Without mentioning Sen. Lindsey Graham by name, he assailed the South Carolina Republican’s barely veiled threat that there would be “riots in the streets” if the Justice Department tried to prosecute Trump for illegally holding and potentially hiding documents.
“No one expects politics to be a patty cake,” Biden said. “It sometimes gets mean as hell. But the idea you turn on a television and see senior senators and congressmen saying, ‘If such-and-such happens, there’ll be blood in the street’? Where the hell are we?”
Biden’s advisers see Thursday’s democracy speech as linked to Tuesday’s in returning to the central theme of his 2020 campaign. They note that Biden previewed his “battle for the soul of this nation” rallying cry almost exactly five years ago in an essay in the Atlantic.

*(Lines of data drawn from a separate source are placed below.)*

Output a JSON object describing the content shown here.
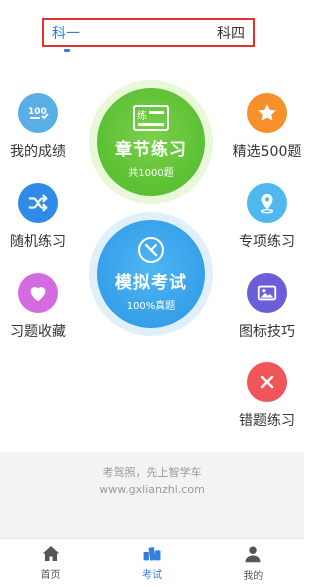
{
  "subject_tabs": {
    "active": "科一",
    "inactive": "科四"
  },
  "left_items": [
    {
      "label": "我的成绩",
      "icon": "score-icon",
      "color": "#5aaee8"
    },
    {
      "label": "随机练习",
      "icon": "shuffle-icon",
      "color": "#2f8ae8"
    },
    {
      "label": "习题收藏",
      "icon": "heart-icon",
      "color": "#d46be0"
    }
  ],
  "right_items": [
    {
      "label": "精选500题",
      "icon": "star-icon",
      "color": "#f5902a"
    },
    {
      "label": "专项练习",
      "icon": "location-icon",
      "color": "#4fb8ee"
    },
    {
      "label": "图标技巧",
      "icon": "image-icon",
      "color": "#6a5fd8"
    },
    {
      "label": "错题练习",
      "icon": "close-icon",
      "color": "#f0555a"
    }
  ],
  "chapter_practice": {
    "title": "章节练习",
    "subtitle": "共1000题",
    "color": "#5cc135"
  },
  "mock_exam": {
    "title": "模拟考试",
    "subtitle": "100%真题",
    "color": "#2f9be8"
  },
  "footer": {
    "slogan": "考驾照，先上智学车",
    "url": "www.gxlianzhi.com"
  },
  "tabbar": {
    "home": "首页",
    "exam": "考试",
    "mine": "我的"
  }
}
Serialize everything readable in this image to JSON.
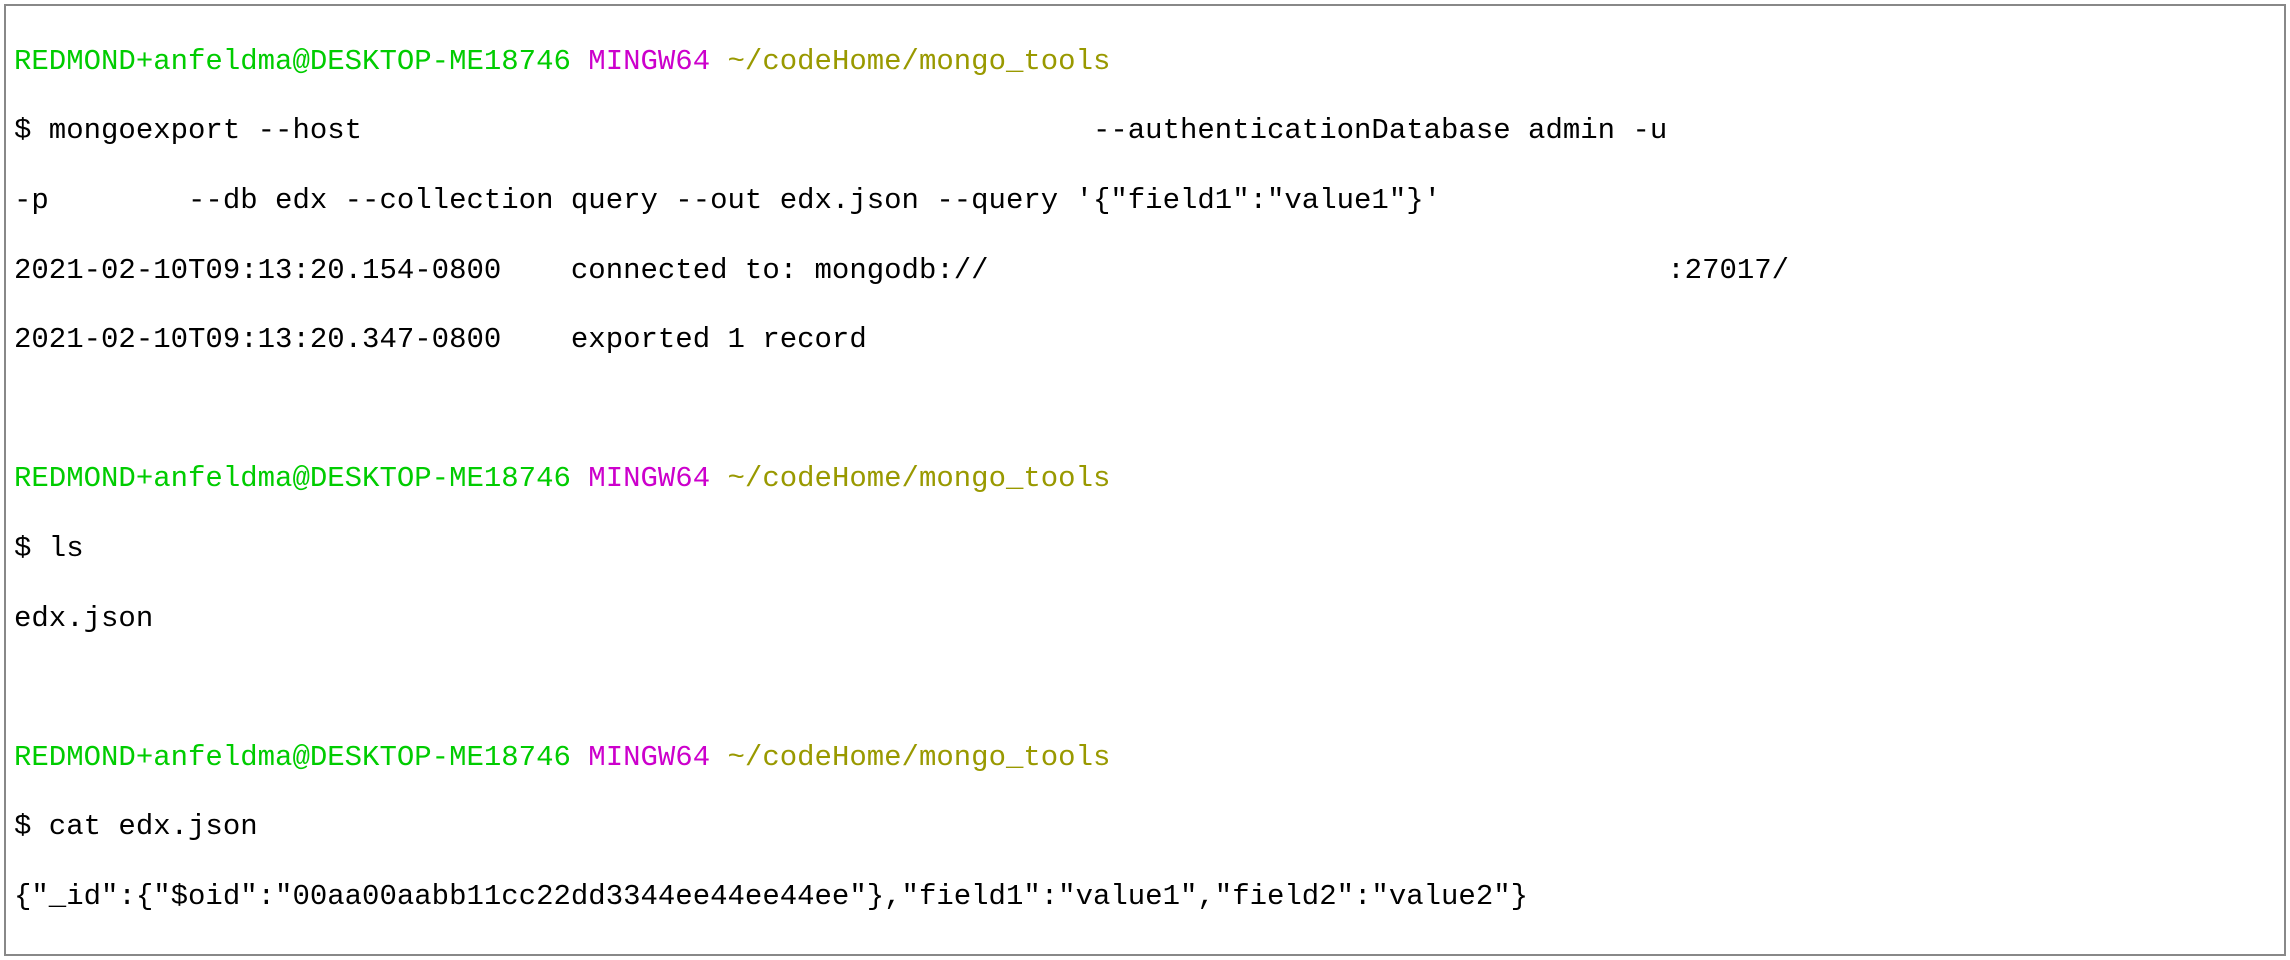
{
  "prompts": [
    {
      "user": "REDMOND+anfeldma@DESKTOP-ME18746",
      "env": "MINGW64",
      "path": "~/codeHome/mongo_tools"
    },
    {
      "user": "REDMOND+anfeldma@DESKTOP-ME18746",
      "env": "MINGW64",
      "path": "~/codeHome/mongo_tools"
    },
    {
      "user": "REDMOND+anfeldma@DESKTOP-ME18746",
      "env": "MINGW64",
      "path": "~/codeHome/mongo_tools"
    }
  ],
  "block1": {
    "cmd_line1": "$ mongoexport --host                                          --authenticationDatabase admin -u",
    "cmd_line2": "-p        --db edx --collection query --out edx.json --query '{\"field1\":\"value1\"}'",
    "out_line1": "2021-02-10T09:13:20.154-0800    connected to: mongodb://                                       :27017/",
    "out_line2": "2021-02-10T09:13:20.347-0800    exported 1 record"
  },
  "block2": {
    "cmd": "$ ls",
    "out": "edx.json"
  },
  "block3": {
    "cmd": "$ cat edx.json",
    "out": "{\"_id\":{\"$oid\":\"00aa00aabb11cc22dd3344ee44ee44ee\"},\"field1\":\"value1\",\"field2\":\"value2\"}"
  },
  "blank": " "
}
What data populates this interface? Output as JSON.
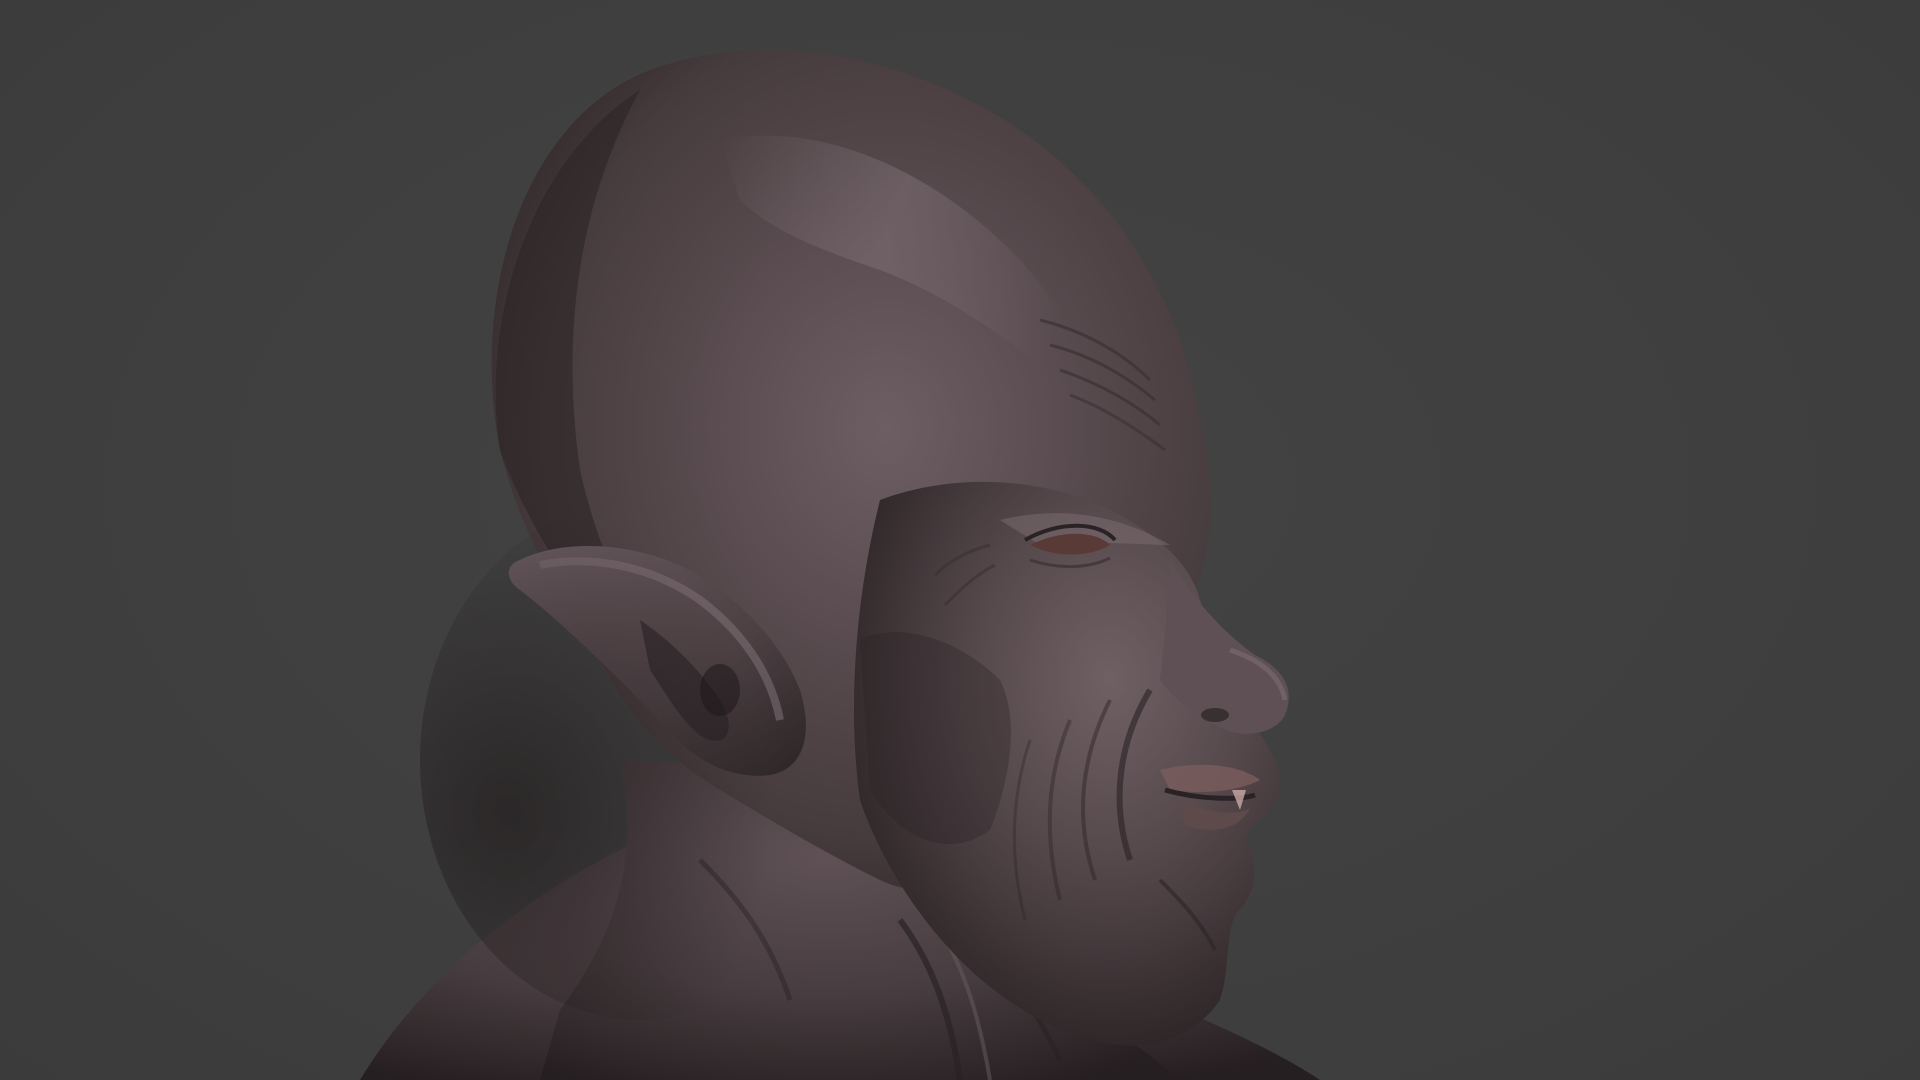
{
  "scene": {
    "subject": "sculpt-bust",
    "colors": {
      "background": "#404040",
      "skin_base": "#4a3e40",
      "skin_light": "#6a5a5e",
      "skin_highlight": "#7b6d72",
      "skin_shadow": "#2a2224",
      "skin_deep_shadow": "#1e1819",
      "eye": "#5a3a36",
      "lip": "#7a5c5c"
    }
  }
}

But the idea of making the protection and advancement of democracy a central 2022 election theme has been controversial among Democratic Party strategists, a significant share of whom insist that voters care more about bread-and-butter issues.
Of course, economics always matter in elections. But partly because of the flow of news, the topic of democracy is now in the ascendancy, bolstered by a recent NBC News poll showing “threats to democracy” surpassing inflation as the top 2022 issue. An analysis conducted by Hart Research at my request found that 42 percent of voters supporting Democratic congressional candidates listed threats to democracy as one of their top two issues, compared with only 20 percent of those backing Republicans.
Biden has clearly moved in this direction himself. “The president truly sees this as an inflection point and feels that, as the leader of the country, he needs to clearly articulate the nature of the threat to democracy, especially increased threats of violence for political purposes,” one adviser told me. “This is a time when the dominant wing of the Republican Party refuses to commit to free and fair elections, and refuses to commit to respecting them in the future.”
The paradox of American politics is that the putatively conservative party now finds itself reviling established institutions, threatening political violence and, in the Trump documents case, embracing the wrong side of national security. It’s no wonder that Republicans are playing defense in an election that once seemed theirs for the asking.